Last edited 12 Sep 2016

Surveying instruments

Contents

[edit] Introduction

Surveying is the process and technique of determining distances and angles between points, used on construction sites for the purposes of levelling and setting out works.

Surveying relies for its accuracy and efficiency on having the right instruments. Surveyors use a range of instruments for land surveying and mapping, and setting out.

Historically, surveying equipment might have included:

  • Chains with equal size links to measure distance between two points.
  • Compasses to measure the direction of a line.
  • Solar compasses to measure the direction and latitude of a particular point using the sun and stars.
  • Dioptra to measure angles.
  • Measuring wheels to measure large distances.

Modern surveying equipment might include:

[edit] Theodolite

Theodolite.jpg

Theodolites were developed to measure precise horizontal and vertical angles for the purpose of triangulation – determining the location and distance of a point through the formation of triangles.

In its simplest form, a theodolite consists of a moveable telescope attached over perpendicular axis. It is mounted on a tripod head by means of a tribarch containing thumbscrews for tightening and loosening. The theodolite should be placed vertically above the point to be measured using a plumb bob or laser plummet. Tubular spirit bubbles are used to keep the instrument level.

A ‘transit’ is a type of theodolite developed in the early-19th century by railroad engineers. As well as being able to turn horizontally, a transit has a vertical circle and a telescope that can be inverted in the vertical plane.

Modern theodolites use an electronic rotary encoder to read the horizontal and vertical circles to great levels of precision.

A gyro-theodolite comprises a gyroscope mounted to a theodolite and is used, predominantly in mine surveying and tunnel engineering, to determine the orientation of true north. Gyro-theodolites were used during the construction of the Channel Tunnel to align the two tunnels as they were constructed from both France and the UK.

A tachymeter (or tacheometer) is a type of theodolite used for rapid measurements. Similar to a rangefinder, it can determine electronically or electro-optically, the distance to a target.

[edit] Measuring wheel

Measuring-wheels.jpg

Surveyors use measuring wheels for quicker and lower accuracy surveys of long distances by rolling it from the start to end point. Each revolution of the wheel measures a specific distance, such as a yard or metre. Counting revolutions with a mechanical device attached to the wheel measures the distance directly.

[edit] Dumpy level

Dumpylevel.jpg

A dumpy level consists of a telescope-like device fitted on a tripod stand and used for establishing or verifying points in the same horizontal plane. Together with a vertical staff, it is used to measure height differences and transfer elevations during building surveys.

Variants include:

  • Tilting level: The telescope can be flipped through 180-degrees.
  • Auto level or self-levelling level: Includes an internal compensator mechanism which automatically removes any variation when set close to level.
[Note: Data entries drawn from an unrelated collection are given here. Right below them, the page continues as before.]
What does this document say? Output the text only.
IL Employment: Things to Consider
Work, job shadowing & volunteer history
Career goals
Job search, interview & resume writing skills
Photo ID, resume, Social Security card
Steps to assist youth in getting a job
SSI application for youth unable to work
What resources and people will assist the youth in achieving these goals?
This has the advantage of ease-of-use and can be set up quickly.
  • Digital electronic level: This uses electronic laser methods to read a bar-coded vertical staff.

[edit] Tripod

Most surveying instruments are fixed on a tripod, which acts as a support. Tripods have three legs which can be extended or lowered as required.

[edit] Total station

Totalstation.jpg

A total station is a modern theodolite which is a transit fitted with an electronic distance meter (EDM).

A microprocessor unit in the total station processes the data collected to determine:

  • The average of multiple angles measured.
  • The average of multiple distance measured.
  • The horizontal distance.
  • The distance between any two points.
  • The elevation of objects.
  • All three coordinates of the observed points.

The data that is collected and processed can be downloaded for further processing by computer aided design (CAD), building information modelling (BIM) or geographic information system (GIS) software.

These are now the most commonly used surveying instrument due to their precision and accuracy. Total stations also enable field work to be carried out rapidly with quick calculations of coordinates.